While a split deal may be enough for the EU, it would amount to a hollow victory for Mercosur. This is not to say that the commercial benefits of a bare bones FTA with the EU would be insignificant. Consumer prices would drop throughout the bloc, likely by 1.5-2.1 percent in Brazil according to an estimate by the London School of Economics. Plus, the increase in commodities exports would provide a much-needed boost to the Brazilian and Argentine economies. However, the most beneficial aspects of the trade deal for Mercosur lie in its provisions on investment and intellectual property, which could pave the road for structural economic transformation in the South American bloc.
While there is a consensus among Brazilian economists that the country’s long-term development will require a reduction in reliance on commodities exports, there is still significant disagreement regarding the potential effects of the EU-Mercosur FTA. Some economists, such as Edmar Bacha, one of the architects of the Plano Cruzeiro and Plano Real, contend that the FTA is vital for inserting Brazil into the global economic order of the 21st century. Similarly, Fernando Vieira of the Federal University of Rio de Janeiro asserts that,
“In order to transition away from commodity-centered economic models, and their associated vulnerabilities, the Mercosur countries are increasingly seeking to reform their regulatory spheres, absorb new technologies, and attract new foreign investment; the free trade agreement with the EU constitutes a major step in this direction.”
– Fernando Vieira, Federal University of Rio de Janeiro
Yet, others, such as the University of São Paulo’s Laura Carvalho, claim that the agreement will accelerate deindustrialization and decimate Brazil’s high-value-added manufacturing sector, damaging the country’s economy in the long run. In any case, if a split deal is passed, it is unlikely that the accompanying provisions on technology transfer and investment would be ratified any time soon, so it is vital that Mercosur secures a mixed deal if it hopes to fully benefit from this agreement.

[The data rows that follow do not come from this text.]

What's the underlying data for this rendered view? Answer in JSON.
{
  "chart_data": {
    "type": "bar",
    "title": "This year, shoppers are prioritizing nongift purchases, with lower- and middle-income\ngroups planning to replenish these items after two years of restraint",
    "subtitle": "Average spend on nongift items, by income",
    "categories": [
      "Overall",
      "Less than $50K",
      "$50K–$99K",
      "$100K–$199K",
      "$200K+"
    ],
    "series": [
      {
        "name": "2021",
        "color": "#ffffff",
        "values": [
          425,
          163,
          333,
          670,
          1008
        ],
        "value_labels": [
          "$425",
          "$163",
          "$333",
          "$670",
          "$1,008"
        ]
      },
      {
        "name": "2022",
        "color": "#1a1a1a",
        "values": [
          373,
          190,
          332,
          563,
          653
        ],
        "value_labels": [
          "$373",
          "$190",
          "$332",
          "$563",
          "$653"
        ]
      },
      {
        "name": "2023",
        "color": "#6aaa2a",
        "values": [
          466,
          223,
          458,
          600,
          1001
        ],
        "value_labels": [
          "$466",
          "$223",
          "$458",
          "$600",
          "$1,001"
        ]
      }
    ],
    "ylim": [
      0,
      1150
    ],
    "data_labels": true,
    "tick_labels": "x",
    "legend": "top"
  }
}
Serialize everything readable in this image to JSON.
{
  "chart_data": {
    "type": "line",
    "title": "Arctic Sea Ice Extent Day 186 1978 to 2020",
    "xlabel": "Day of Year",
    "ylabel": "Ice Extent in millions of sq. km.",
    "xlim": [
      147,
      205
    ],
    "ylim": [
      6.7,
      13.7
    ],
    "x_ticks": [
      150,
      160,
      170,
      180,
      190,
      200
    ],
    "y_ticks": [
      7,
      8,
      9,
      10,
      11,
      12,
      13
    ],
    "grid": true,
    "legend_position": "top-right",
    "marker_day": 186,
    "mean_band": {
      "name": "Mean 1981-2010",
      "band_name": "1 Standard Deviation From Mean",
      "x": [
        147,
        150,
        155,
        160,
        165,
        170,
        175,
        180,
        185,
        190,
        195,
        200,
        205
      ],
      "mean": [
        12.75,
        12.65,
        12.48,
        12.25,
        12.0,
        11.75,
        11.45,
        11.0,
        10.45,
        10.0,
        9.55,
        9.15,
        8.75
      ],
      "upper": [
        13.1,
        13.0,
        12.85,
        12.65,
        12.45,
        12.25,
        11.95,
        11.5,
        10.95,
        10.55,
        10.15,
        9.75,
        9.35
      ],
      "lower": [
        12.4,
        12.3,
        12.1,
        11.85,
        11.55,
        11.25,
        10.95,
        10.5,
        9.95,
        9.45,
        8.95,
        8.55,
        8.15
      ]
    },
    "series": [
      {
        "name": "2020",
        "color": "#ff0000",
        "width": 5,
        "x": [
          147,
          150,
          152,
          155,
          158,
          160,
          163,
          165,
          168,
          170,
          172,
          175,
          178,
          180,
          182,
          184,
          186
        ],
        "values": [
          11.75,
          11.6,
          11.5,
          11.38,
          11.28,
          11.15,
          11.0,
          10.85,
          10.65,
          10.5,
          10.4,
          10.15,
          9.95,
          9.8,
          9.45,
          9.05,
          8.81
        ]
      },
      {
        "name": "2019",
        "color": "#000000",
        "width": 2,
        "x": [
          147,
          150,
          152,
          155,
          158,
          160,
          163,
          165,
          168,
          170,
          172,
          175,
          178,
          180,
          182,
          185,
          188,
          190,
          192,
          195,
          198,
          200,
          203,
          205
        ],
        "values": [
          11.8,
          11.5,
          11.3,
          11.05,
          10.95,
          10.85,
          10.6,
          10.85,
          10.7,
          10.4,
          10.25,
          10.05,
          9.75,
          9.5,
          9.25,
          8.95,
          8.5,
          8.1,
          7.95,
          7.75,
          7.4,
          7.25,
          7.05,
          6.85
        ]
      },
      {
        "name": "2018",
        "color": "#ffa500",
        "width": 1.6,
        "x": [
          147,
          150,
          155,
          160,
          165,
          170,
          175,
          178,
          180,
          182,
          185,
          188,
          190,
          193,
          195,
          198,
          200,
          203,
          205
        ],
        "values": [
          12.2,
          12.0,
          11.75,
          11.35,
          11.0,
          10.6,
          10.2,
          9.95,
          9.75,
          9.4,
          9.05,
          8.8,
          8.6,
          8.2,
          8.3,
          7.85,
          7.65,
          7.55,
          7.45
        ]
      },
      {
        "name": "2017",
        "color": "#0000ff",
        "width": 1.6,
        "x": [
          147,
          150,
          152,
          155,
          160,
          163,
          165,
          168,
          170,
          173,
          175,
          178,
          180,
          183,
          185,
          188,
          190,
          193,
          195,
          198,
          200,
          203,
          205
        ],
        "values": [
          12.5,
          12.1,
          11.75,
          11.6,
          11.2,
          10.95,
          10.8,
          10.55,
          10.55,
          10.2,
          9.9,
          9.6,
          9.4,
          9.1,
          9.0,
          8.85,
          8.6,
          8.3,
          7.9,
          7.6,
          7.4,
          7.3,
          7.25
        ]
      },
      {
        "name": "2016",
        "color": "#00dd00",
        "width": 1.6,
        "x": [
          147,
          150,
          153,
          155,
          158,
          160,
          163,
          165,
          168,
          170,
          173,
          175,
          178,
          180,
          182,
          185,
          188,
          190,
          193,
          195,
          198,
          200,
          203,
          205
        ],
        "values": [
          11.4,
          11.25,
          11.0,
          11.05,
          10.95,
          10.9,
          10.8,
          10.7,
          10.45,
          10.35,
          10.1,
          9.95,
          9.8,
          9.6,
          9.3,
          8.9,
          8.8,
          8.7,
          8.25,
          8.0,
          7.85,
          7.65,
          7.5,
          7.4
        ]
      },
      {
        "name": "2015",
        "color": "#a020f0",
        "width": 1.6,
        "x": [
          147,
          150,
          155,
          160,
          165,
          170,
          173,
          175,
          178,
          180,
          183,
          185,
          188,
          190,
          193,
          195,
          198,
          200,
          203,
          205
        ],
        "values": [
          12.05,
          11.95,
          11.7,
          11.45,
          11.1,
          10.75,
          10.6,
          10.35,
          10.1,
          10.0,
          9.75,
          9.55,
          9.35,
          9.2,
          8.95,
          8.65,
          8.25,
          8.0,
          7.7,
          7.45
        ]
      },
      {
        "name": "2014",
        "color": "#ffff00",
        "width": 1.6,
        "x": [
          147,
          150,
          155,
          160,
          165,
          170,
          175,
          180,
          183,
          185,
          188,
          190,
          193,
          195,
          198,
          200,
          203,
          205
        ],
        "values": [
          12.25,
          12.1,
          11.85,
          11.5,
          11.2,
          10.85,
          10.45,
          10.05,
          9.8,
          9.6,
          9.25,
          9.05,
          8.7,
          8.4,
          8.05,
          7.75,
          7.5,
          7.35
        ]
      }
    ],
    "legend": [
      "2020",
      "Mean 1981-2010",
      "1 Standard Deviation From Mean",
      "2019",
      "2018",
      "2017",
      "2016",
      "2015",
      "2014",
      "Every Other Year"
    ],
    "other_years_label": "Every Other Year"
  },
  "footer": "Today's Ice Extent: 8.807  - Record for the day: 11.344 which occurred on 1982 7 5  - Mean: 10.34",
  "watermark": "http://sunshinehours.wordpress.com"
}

Between the back-to-back Swedish and Spanish presidencies of the EU in 2023, the election of Lula da Silva, and the Russian invasion of Ukraine, the conditions for a finalized FTA between the two blocs are as optimal as they have ever been. Yet, multiple barriers to a finalized agreement remain, chief among them French opposition. The premise of a split deal may be tantalizing to beleaguered officials desperate to finalize an agreement more than two decades in the making. Yet, this move would result in a deal that fails to meet some of the two blocs’ most important objectives and would be especially disappointing for Mercosur. The clock is ticking for representatives to compromise on an agreement that is acceptable to all actors involved, as it seems unlikely that policymakers will be willing to continue dedicating time and effort to a dialogue that has continually failed to bear fruit, even under the most favorable of circumstances. Plus, with Uruguay shifting its attention to the Pacific, failure to deliver once again could even spell the beginning of the end for Mercosur. However, if the EU and Mercosur manage to reach a settlement on a mixed deal, it could mark the beginning of a much deeper trans-Atlantic partnership and a new era in Mercosur’s engagement with the rest of the world.